Croire c’est soigner ou soigner c’est croire.

Elisabeth Brouillat
Infirmière de nuit

C’est mon job, j’écoute et j’essaie d’entendre les maux de ceux qui sont en souffrance. Je ne juge pas, je ne cherche pas à résoudre, je laisse le fil de la parole se dérouler. Il y a la parole qui soigne tout simplement par ce qu’elle est.

Les heures passent, les gens défilent, le livre d’histoire est ouvert. Des ronds, des ovales, des carrés de toutes les couleurs passent de mon plumier à différentes mains, fines, grasses, propres, sales, entretenues ou oubliées ; toutes ces mains qui se tendent pour leur pitance chimique tri quotidienne ; la poésie des laboratoires qui prénomment leur molécule de doux nom. Ce rose pétant pour faire dormir, ce blanc neutre pour calmer, la poésie des chercheurs est scientifique, les pilules du bonheur n’écoutent rien, elles s’avalent. Elles sont cependant une transition, avant d’agir, elles nous donnent l’occasion de mettre un mot sur chacune de ces mains, nous, assis, ouvrant la boîte magique, vérifiant sur l’ordinateur que les médicaments sont ceux prescrits.

Puis, le regard remontant le long du bras, de l’épaule, un visage, parfois un sourire et cette main ouverte qui passe en bouche le produit miracle, un verre d’eau... et hop la chimie se dirige pour endormir le mal.
« Vous avez passé une bonne journée ? »... individualiser les soins, reconnaître pour faire naître, faire exister celui que le produit a endormi. Est-il dans les soins ?...

Que de gymnastique pour passer d’une histoire à l’autre, d’un visage à l’autre comme la caissière du supermarché, comment entendre, laisser parler ; alors que derrière, il y a la queue, derrière la zone de confidentialité c’est le brouhaha.
Après ces heures de distributions quotidiennes, le silence est là, la lumière s’éteint, les portes qui nous relient à l’extérieur se ferment.
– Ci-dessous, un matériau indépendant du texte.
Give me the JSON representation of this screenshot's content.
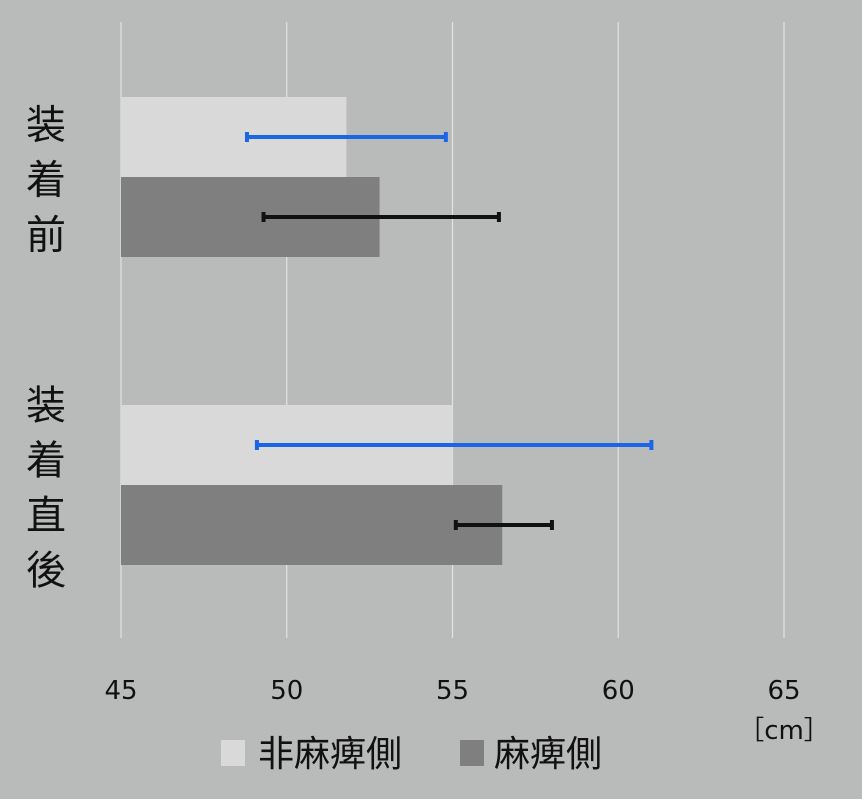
{
  "chart_data": {
    "type": "bar",
    "orientation": "horizontal",
    "categories": [
      "装着前",
      "装着直後"
    ],
    "series": [
      {
        "name": "非麻痺側",
        "values": [
          51.8,
          55.0
        ],
        "error_low": [
          48.8,
          49.1
        ],
        "error_high": [
          54.8,
          61.0
        ],
        "color": "#d9d9d9",
        "error_color": "#1a66e6"
      },
      {
        "name": "麻痺側",
        "values": [
          52.8,
          56.5
        ],
        "error_low": [
          49.3,
          55.1
        ],
        "error_high": [
          56.4,
          58.0
        ],
        "color": "#7f7f7f",
        "error_color": "#111111"
      }
    ],
    "xlim": [
      45,
      65
    ],
    "xticks": [
      45,
      50,
      55,
      60,
      65
    ],
    "unit": "［cm］",
    "grid": true,
    "legend_position": "bottom"
  }
}
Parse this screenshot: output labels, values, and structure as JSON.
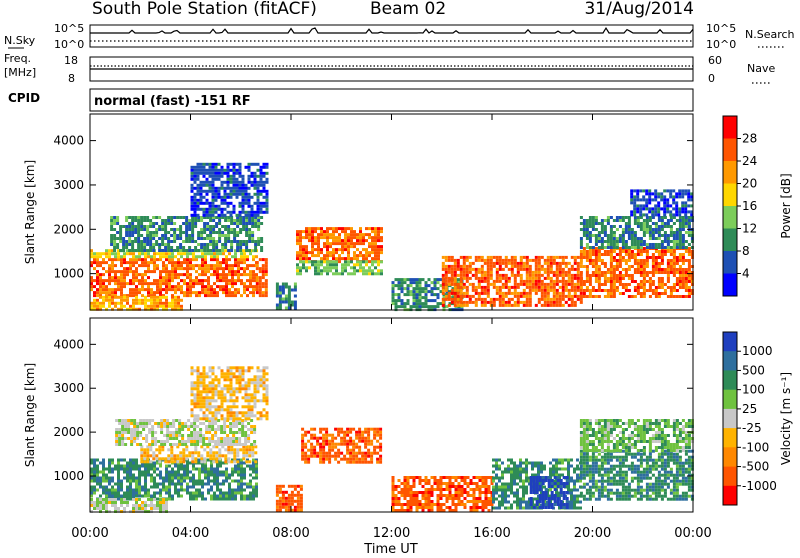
{
  "header": {
    "station": "South Pole Station (fitACF)",
    "beam": "Beam 02",
    "date": "31/Aug/2014",
    "cpid_label": "CPID",
    "cpid_value": "normal (fast) -151 RF",
    "time_axis_label": "Time UT"
  },
  "strips": [
    {
      "left_label": "N.Sky",
      "right_label": "N.Search",
      "left_ticks": [
        "10^5",
        "10^0"
      ],
      "right_ticks": [
        "10^5",
        "10^0"
      ]
    },
    {
      "left_label": "Freq.",
      "left_unit": "[MHz]",
      "right_label": "Nave",
      "left_ticks": [
        "18",
        "8"
      ],
      "right_ticks": [
        "60",
        "0"
      ]
    }
  ],
  "chart_data": [
    {
      "type": "heatmap",
      "panel": "power",
      "ylabel": "Slant Range [km]",
      "xlabel": "Time UT",
      "x_ticks": [
        "00:00",
        "04:00",
        "08:00",
        "12:00",
        "16:00",
        "20:00",
        "00:00"
      ],
      "x_range_hours": [
        0,
        24
      ],
      "y_ticks": [
        "1000",
        "2000",
        "3000",
        "4000"
      ],
      "y_range_km": [
        180,
        4600
      ],
      "colorbar": {
        "label": "Power [dB]",
        "ticks": [
          "4",
          "8",
          "12",
          "16",
          "20",
          "24",
          "28"
        ],
        "colors": [
          "#0000ff",
          "#1e50b4",
          "#2e8b57",
          "#7ccd5a",
          "#ffd700",
          "#ff9900",
          "#ff5500",
          "#ff0000"
        ]
      },
      "regions": [
        {
          "t0": 0.0,
          "t1": 6.6,
          "r0": 500,
          "r1": 1350,
          "level": 6
        },
        {
          "t0": 0.0,
          "t1": 6.6,
          "r0": 1350,
          "r1": 1550,
          "level": 4
        },
        {
          "t0": 0.0,
          "t1": 3.6,
          "r0": 200,
          "r1": 500,
          "level": 5
        },
        {
          "t0": 0.8,
          "t1": 6.8,
          "r0": 1550,
          "r1": 2300,
          "level": 2
        },
        {
          "t0": 4.0,
          "t1": 7.0,
          "r0": 2300,
          "r1": 3500,
          "level": 1
        },
        {
          "t0": 6.6,
          "t1": 7.0,
          "r0": 500,
          "r1": 1350,
          "level": 6
        },
        {
          "t0": 7.4,
          "t1": 8.2,
          "r0": 200,
          "r1": 800,
          "level": 2
        },
        {
          "t0": 8.2,
          "t1": 11.6,
          "r0": 1300,
          "r1": 2050,
          "level": 6
        },
        {
          "t0": 8.2,
          "t1": 11.6,
          "r0": 1000,
          "r1": 1300,
          "level": 3
        },
        {
          "t0": 12.0,
          "t1": 14.8,
          "r0": 200,
          "r1": 900,
          "level": 2
        },
        {
          "t0": 14.0,
          "t1": 19.5,
          "r0": 300,
          "r1": 1400,
          "level": 6
        },
        {
          "t0": 19.5,
          "t1": 24.0,
          "r0": 450,
          "r1": 1600,
          "level": 6
        },
        {
          "t0": 19.5,
          "t1": 24.0,
          "r0": 1600,
          "r1": 2300,
          "level": 2
        },
        {
          "t0": 21.5,
          "t1": 24.0,
          "r0": 2300,
          "r1": 2900,
          "level": 1
        }
      ]
    },
    {
      "type": "heatmap",
      "panel": "velocity",
      "ylabel": "Slant Range [km]",
      "xlabel": "Time UT",
      "x_ticks": [
        "00:00",
        "04:00",
        "08:00",
        "12:00",
        "16:00",
        "20:00",
        "00:00"
      ],
      "x_range_hours": [
        0,
        24
      ],
      "y_ticks": [
        "1000",
        "2000",
        "3000",
        "4000"
      ],
      "y_range_km": [
        180,
        4600
      ],
      "colorbar": {
        "label": "Velocity [m s⁻¹]",
        "ticks": [
          "1000",
          "500",
          "100",
          "25",
          "-25",
          "-100",
          "-500",
          "-1000"
        ],
        "colors": [
          "#1f3fbf",
          "#2e6f9e",
          "#2e8b57",
          "#6fc23f",
          "#c8c8c8",
          "#ffb300",
          "#ff8800",
          "#ff5500",
          "#ff0000"
        ]
      },
      "regions": [
        {
          "t0": 0.0,
          "t1": 6.6,
          "r0": 500,
          "r1": 1400,
          "level": 2
        },
        {
          "t0": 0.0,
          "t1": 3.0,
          "r0": 200,
          "r1": 500,
          "level": 4
        },
        {
          "t0": 2.0,
          "t1": 6.6,
          "r0": 1300,
          "r1": 1700,
          "level": 5
        },
        {
          "t0": 1.0,
          "t1": 6.6,
          "r0": 1700,
          "r1": 2300,
          "level": 4
        },
        {
          "t0": 4.0,
          "t1": 7.0,
          "r0": 2300,
          "r1": 3500,
          "level": 5
        },
        {
          "t0": 7.4,
          "t1": 8.4,
          "r0": 200,
          "r1": 800,
          "level": 7
        },
        {
          "t0": 8.4,
          "t1": 11.6,
          "r0": 1300,
          "r1": 2100,
          "level": 7
        },
        {
          "t0": 12.0,
          "t1": 16.0,
          "r0": 200,
          "r1": 1000,
          "level": 7
        },
        {
          "t0": 16.0,
          "t1": 19.5,
          "r0": 300,
          "r1": 1400,
          "level": 2
        },
        {
          "t0": 17.5,
          "t1": 19.0,
          "r0": 300,
          "r1": 1000,
          "level": 0
        },
        {
          "t0": 19.5,
          "t1": 24.0,
          "r0": 450,
          "r1": 1600,
          "level": 2
        },
        {
          "t0": 19.5,
          "t1": 24.0,
          "r0": 1600,
          "r1": 2300,
          "level": 3
        }
      ]
    }
  ]
}
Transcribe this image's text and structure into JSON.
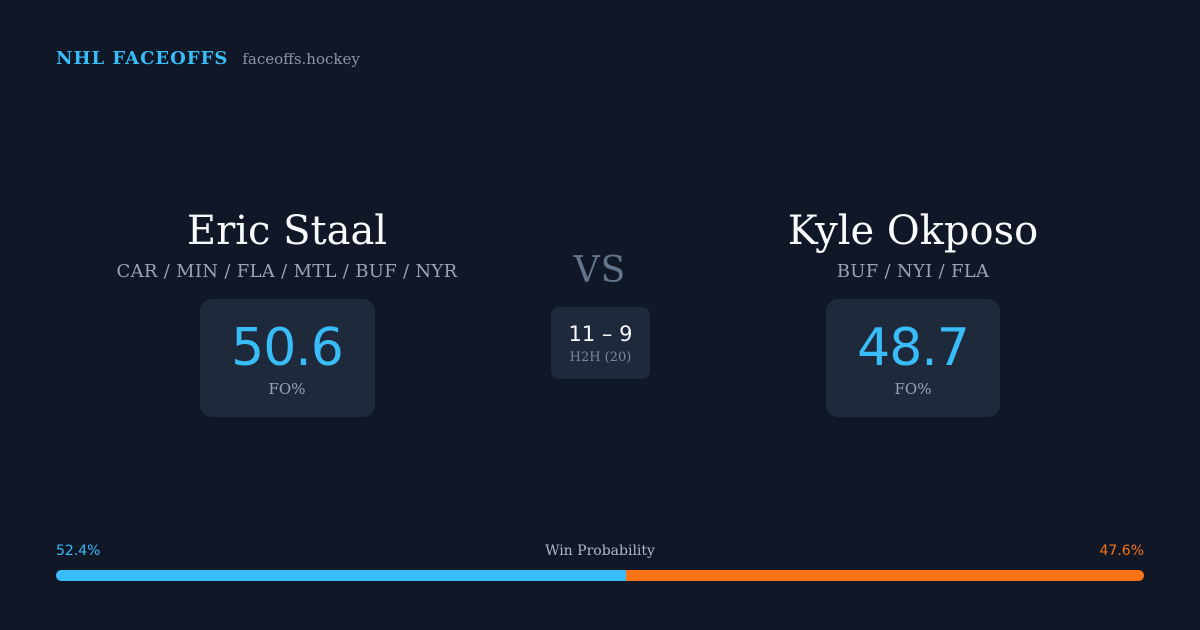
{
  "brand": {
    "name": "NHL FACEOFFS",
    "site": "faceoffs.hockey"
  },
  "player_left": {
    "name": "Eric Staal",
    "teams": "CAR / MIN / FLA / MTL / BUF / NYR",
    "fo_value": "50.6",
    "fo_label": "FO%"
  },
  "player_right": {
    "name": "Kyle Okposo",
    "teams": "BUF / NYI / FLA",
    "fo_value": "48.7",
    "fo_label": "FO%"
  },
  "versus": "VS",
  "head_to_head": {
    "score": "11 – 9",
    "label": "H2H (20)"
  },
  "win_probability": {
    "title": "Win Probability",
    "left_label": "52.4%",
    "right_label": "47.6%",
    "left_value": 52.4,
    "right_value": 47.6,
    "left_color": "#38bdf8",
    "right_color": "#f97316"
  }
}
Il est temps de veiller au dedans, tout à sa place, chacun dans son lit... un peu de rangement et la nuit s’étire... Alors j’écoute la nuit, tout est plus calme, les voix sont feutrées, il n’y a pas de bruit et s’il y en a c’est qu’il y a problème.
On passe de la lumière artificielle du dossier informatique au sombre des chambres éteintes refoulant des odeurs des bruits intérieurs. Tous nos sens sont en éveil mais tout est au ralenti.
Si tout va bien, on ne devrait entendre que les pas des fumeurs, les chasses d’eau, les ronflements... tous ces petits signes parce que la vie est là.
Une proximité de bruits et d’odeurs qui rendent à la confidence une plus grande place, la confidence des corps, la confidence des mots.

Une porte claque, des pas rapides avancent dans le couloir, un homme entre dans l’infirmerie, il n’a pas dormi, ça se voit. Nous lui souhaitons le « bonjour ».
Il n’a pas le temps de répondre, il est avec son téléphone portable :
« Je n’arrive pas à capter radio scoop ».
(Pourquoi est-ce si important ?)
« Il y a l’horoscope de 5 h 18 et je vais le louper ».
Ma collègue propose l’horoscope de « 20 minutes ».
« NON il n’y a que Rachel qui sait, tous les autres c’est de la foutaise »...
« On vous le cherche ».
« Je vais fumer, je reviens »... on cherche sur l’ordinateur cette foutue radio mais n’y parvenons pas, notre serveur bloque l’accès. Alors sur notre téléphone on trouve.
Ça y est il remonte.
« Merde il est 5 h 20, l’horoscope est terminé... Je reviens à 6 h 18, il le repasse »...
« Ok on vous attend ».
Occupé à diverses tâches, je ne vois pas qu’il est 6 h 18, il est là, il attend.
Rachel est dans le téléphone, elle murmure l’horoscope du matin pour ceux qui se réveillent, et ceux qui n’ont pas dormi... Scorpion...
« Moi je suis poisson, c’est le dernier ».
Il écoute attentivement POISSON « aujourd’hui vous risquez d’être imprévisible »...
Il me regarde, c’est sûr, elle l’a dit...
« Vite donnez-moi mon traitement ! »
« Vous ne voulez pas attendre 7 h 30 ? »
« Vous avez entendu... je risque d’être IMPRÉVISIBLE »… alors je lui donne.

Merci Rachel, tu nous évites des heurts. Merci la science d’avoir inventé cette chimie qui endort, merci les médecins de l’avoir prescrit.
On a vraiment évité un drame... L’essentiel est d’avoir confiance en Rachel, en la chimie, en la médecine.